Chi sono i Tecnotitani?
«Conosciamo bene i loro nomi, ma fino a qualche mese fa li associavamo soltanto alle loro imprese: Elon Musk con Tesla, Jeff Bezos con Amazon, Mark Zuckerberg con Facebook e Meta. Oggi questi personaggi sono entrati nel gotha della politica. All’inaugurazione del secondo mandato di Donald Trump erano tutti presenti: un segno inconfondibile dell’alleanza strategica fra tecnologia e politica; un accordo che Trump sta usando come leva per creare un nuovo ordine mondiale, che finirà per escluderci ulteriormente dalla gestione del pianeta traslando l’ansia e la confusione di cui siamo vittime anche nella sfera politica».

Perché la tecnologia è diventata una minaccia?
«La minaccia tecnologica è talmente grande che riesce difficile descriverla senza rischiare di tralasciarne aspetti importanti. Semplificarla non è auspicabile: parte del problema che abbiamo di fronte nasce proprio dalla reticenza a processare la complessità del cambiamento, ma è imperativo farlo. Internet doveva essere il “grande equalizzatore”, una forza democratica globale. Invece, con i soldi stampati elettronicamente per salvare le banche nel 2008, Wall Street ha finanziato un nuovo tipo di capitalisti seriali, i Tecnotitani, che hanno sequestrato l’innovazione tecnologica, privando i lavoratori dei loro diritti e arricchendosi al di là di ogni più fervida immaginazione. Poi è arrivata la gig-economy, un altro presunto equalizzatore digitale, dove “ognuno era il proprio capo”, ma era solo un’altra illusione perché ha cancellato i diritti dei lavoratori».

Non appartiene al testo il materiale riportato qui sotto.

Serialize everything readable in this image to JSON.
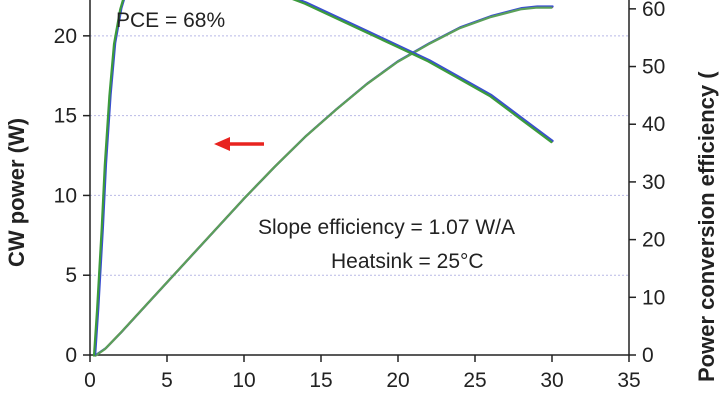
{
  "chart_data": {
    "type": "line",
    "x": {
      "label": "",
      "range": [
        0,
        35
      ],
      "ticks": [
        0,
        5,
        10,
        15,
        20,
        25,
        30,
        35
      ],
      "tick_labels": [
        "0",
        "5",
        "10",
        "15",
        "20",
        "25",
        "30",
        "35"
      ]
    },
    "y_left": {
      "label": "CW power (W)",
      "range": [
        0,
        23.5
      ],
      "ticks": [
        0,
        5,
        10,
        15,
        20
      ],
      "tick_labels": [
        "0",
        "5",
        "10",
        "15",
        "20"
      ]
    },
    "y_right": {
      "label": "Power conversion efficiency (",
      "range": [
        0,
        65
      ],
      "ticks": [
        0,
        10,
        20,
        30,
        40,
        50,
        60
      ],
      "tick_labels": [
        "0",
        "10",
        "20",
        "30",
        "40",
        "50",
        "60"
      ]
    },
    "grid": "horizontal dotted lines at left-axis ticks",
    "series": [
      {
        "axis": "left",
        "colors": [
          "#e8231f",
          "#3a4fd0",
          "#5aa05a"
        ],
        "points": [
          [
            0.4,
            0
          ],
          [
            1,
            0.4
          ],
          [
            2,
            1.4
          ],
          [
            4,
            3.5
          ],
          [
            6,
            5.6
          ],
          [
            8,
            7.7
          ],
          [
            10,
            9.8
          ],
          [
            12,
            11.8
          ],
          [
            14,
            13.7
          ],
          [
            16,
            15.4
          ],
          [
            18,
            17.0
          ],
          [
            20,
            18.4
          ],
          [
            22,
            19.5
          ],
          [
            24,
            20.5
          ],
          [
            26,
            21.2
          ],
          [
            28,
            21.7
          ],
          [
            29,
            21.8
          ],
          [
            30,
            21.8
          ]
        ]
      },
      {
        "axis": "right",
        "colors": [
          "#e8231f",
          "#3a4fd0",
          "#3c9b3c"
        ],
        "points": [
          [
            0.3,
            0
          ],
          [
            0.5,
            8
          ],
          [
            0.8,
            22
          ],
          [
            1.0,
            33
          ],
          [
            1.3,
            45
          ],
          [
            1.6,
            54
          ],
          [
            2.0,
            60
          ],
          [
            2.5,
            64.5
          ],
          [
            3,
            66.5
          ],
          [
            4,
            67.5
          ],
          [
            6,
            67.5
          ],
          [
            8,
            66.5
          ],
          [
            10,
            65
          ],
          [
            12,
            63
          ],
          [
            14,
            61
          ],
          [
            16,
            58.5
          ],
          [
            18,
            56
          ],
          [
            20,
            53.5
          ],
          [
            22,
            51
          ],
          [
            24,
            48
          ],
          [
            26,
            45
          ],
          [
            28,
            41
          ],
          [
            30,
            37
          ]
        ]
      }
    ],
    "annotations": [
      {
        "text": "PCE = 68%"
      },
      {
        "text": "Slope efficiency = 1.07 W/A"
      },
      {
        "text": "Heatsink = 25°C"
      }
    ],
    "arrow": {
      "direction": "left",
      "color": "#e8231f"
    }
  }
}
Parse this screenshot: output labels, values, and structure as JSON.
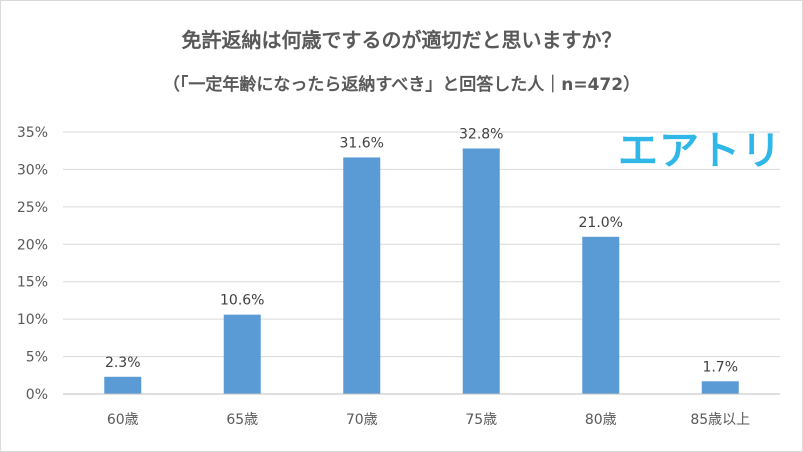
{
  "chart_data": {
    "type": "bar",
    "title": "免許返納は何歳でするのが適切だと思いますか？",
    "subtitle": "（「一定年齢になったら返納すべき」と回答した人｜n=472）",
    "categories": [
      "60歳",
      "65歳",
      "70歳",
      "75歳",
      "80歳",
      "85歳以上"
    ],
    "values": [
      2.3,
      10.6,
      31.6,
      32.8,
      21.0,
      1.7
    ],
    "data_labels": [
      "2.3%",
      "10.6%",
      "31.6%",
      "32.8%",
      "21.0%",
      "1.7%"
    ],
    "yticks": [
      "0%",
      "5%",
      "10%",
      "15%",
      "20%",
      "25%",
      "30%",
      "35%"
    ],
    "ylim": [
      0,
      35
    ],
    "grid": true,
    "bar_color": "#5b9bd5"
  },
  "logo": {
    "text": "エアトリ",
    "color": "#2fb7e8"
  }
}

Quindi la tecnologia ha due facce…
«L’innovazione tecnologica ci appartiene, è frutto del progresso dell’umanità, come ai tempi della Rivoluzione industriale ci appartenevano i mezzi di produzione. E, come allora, bisogna riconquistarli, strapparli dalle mani dei tecnocapitalisti per metterli al servizio del bene comune. Per farlo bisogna prima di tutto prendere coscienza dello sfruttamento di cui siamo vittime per mano dei Tecnotitani. Uno sfruttamento che, pericolosamente, ci sta portando alla follia».

Con quali conseguenze?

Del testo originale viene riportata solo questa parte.